Tag: sequestration

Congress Looks to Cut Troop Benefits to Protect Spending Programs

Here is the latest military budget fight happening in Congress:

A dispute between House and Senate armed services committees over whether to slow growth in military housing allowances and raise off-base pharmacy co-payments has put at risk passage of a defense authorization bill.
“This is as bad as I’ve ever seen it,” said one armed service committee staffer, describing the impasse between House-Senate negotiators striving to reach a defense policy bill compromise two months into the new fiscal year. (Stars and Stripes)

This passage here just confirms what I have always believed that Congress rather have equipment built with no one to man it than protect personnel from cuts:

Buyer cautioned that he wasn’t speaking for the commission.
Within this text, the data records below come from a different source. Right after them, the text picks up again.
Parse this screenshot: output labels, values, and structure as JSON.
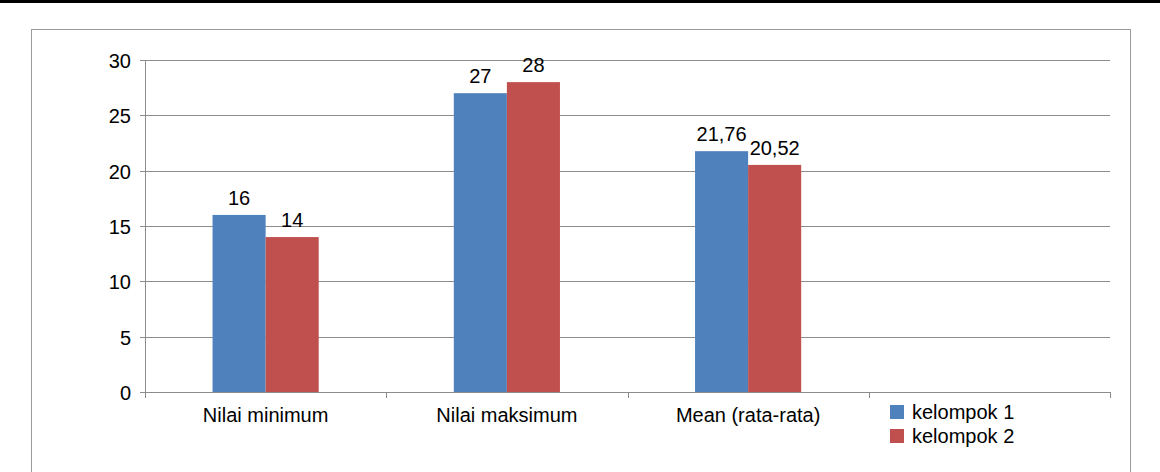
{
  "chart_data": {
    "type": "bar",
    "categories": [
      "Nilai minimum",
      "Nilai maksimum",
      "Mean (rata-rata)",
      null
    ],
    "series": [
      {
        "name": "kelompok 1",
        "color": "#4f81bd",
        "values": [
          16,
          27,
          21.76,
          null
        ],
        "value_labels": [
          "16",
          "27",
          "21,76",
          null
        ]
      },
      {
        "name": "kelompok 2",
        "color": "#c0504d",
        "values": [
          14,
          28,
          20.52,
          null
        ],
        "value_labels": [
          "14",
          "28",
          "20,52",
          null
        ]
      }
    ],
    "ylim": [
      0,
      30
    ],
    "yticks": [
      0,
      5,
      10,
      15,
      20,
      25,
      30
    ],
    "grid": true,
    "legend": "lower right",
    "data_labels": true
  }
}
But as a former lawmaker with years of experience on armed services, as a career reserve officer and as someone who has studied compensation issues for the past 18 months, Buyer said he believes the “baseline argument” that current pays and benefits are unsustainable “is false.”

“I learned immediately as a freshman congressman on the House Armed Services Committee [in 1993] about the power of the defense industrial base in Washington D.C.” Its “appetite on programmatic” defense spending “is so strong” that personnel budgets feel “tremendous pressure” and those backing other programs “will do everything they can to either cut personnel numbers or benefits to gain access to money to pay for programs.”

You can read more at the link.

Army Captains Lose Promised College Benefits After Force Reductions

Breaking promises like this was bound to happen with all the officers being kicked out of the Army:

About 40 officers selected for involuntary separation this spring will be ineligible to attend graduate school on the Army’s dime, as initially promised.

Early in their careers, these officers signed contracts agreeing to serve three additional years on active duty in exchange for the Army paying for their master’s degree. As part of the program, called the graduate school option, or GRADSO, soldiers are eligible to attend school while still on active duty and still receiving pay and benefits. After graduating, they are required to serve three days for every one day enrolled in school.
About 40 officers who signed the contracts now find themselves among 1,100 captains selected for involuntary separation as part of an ongoing Army drawdown to reach an end-strength of 490,000 by Sept. 30, 2015.
One of these captains, who asked that his name be withheld for fear it would hurt his civilian career, said he will have served 34 of the 36-month-service obligation that should have enabled him to cash in with an Army-paid-for degree. (Army Times)

You can read more at the link, but the argument can probably be made these officers did not keep their side of the bargain by not being high performers that would have prevented them from being cut. Bottom line is that expect more situations like this if the Army due to sequestration continues to make cuts.

Servicemeber Benefit Cuts Likely To Continue in 2015

It looks like next year there is going to be more attempts to reduce servicemember benefits if another round of sequestration is not repealed in 2016:

An already tough fiscal environment prompting proposed benefit cuts would get far worse if Congress does not repeal another round of sequestration in 2016, a top U.S. Defense Department official warned military spouses and civilians at town meetings here.

“If not, everything is on the table,” said Jessica Wright, undersecretary of defense for personnel and readiness. The uncertainty means it will be difficult to predict funding for child care, family services, traumatic brain injury and other benefits, she said.

Wright is one of a number of DOD officials who have warned of impending cuts that they say will cut the size of the armed forces and take money from necessary equipment upgrades, placing readiness and national security at risk.

In fact, Wright said, the Pentagon’s proposed 2015 budget represents an attempt to reduce benefits to spend the savings on readiness. The budget includes a reduction in the housing allowance, a 1 percent military pay raise, massive cuts to commissary subsidies and potentially increased medical fees. “Quality of life is higher,” she said. “Quality of service is on the skids.”

A proposed change in commissary funding, which the Pentagon says would reduce the savings on groceries from 30 percent to 10 percent of the cost compared with groceries bought on the economy, has proved highly unpopular.

“Why did we want to do that?” she said. “None of us wants to send a servicemember into combat unprepared.’’ [Stars & Stripes]

You have to love how all the cuts are justified by the language of “readiness”.  What does bloated, over budget acquisition programs have to do with readiness?  Likely what is going on is that the Pentagon is using benefit cuts as leverage to get Congress to repeal the sequestration cuts.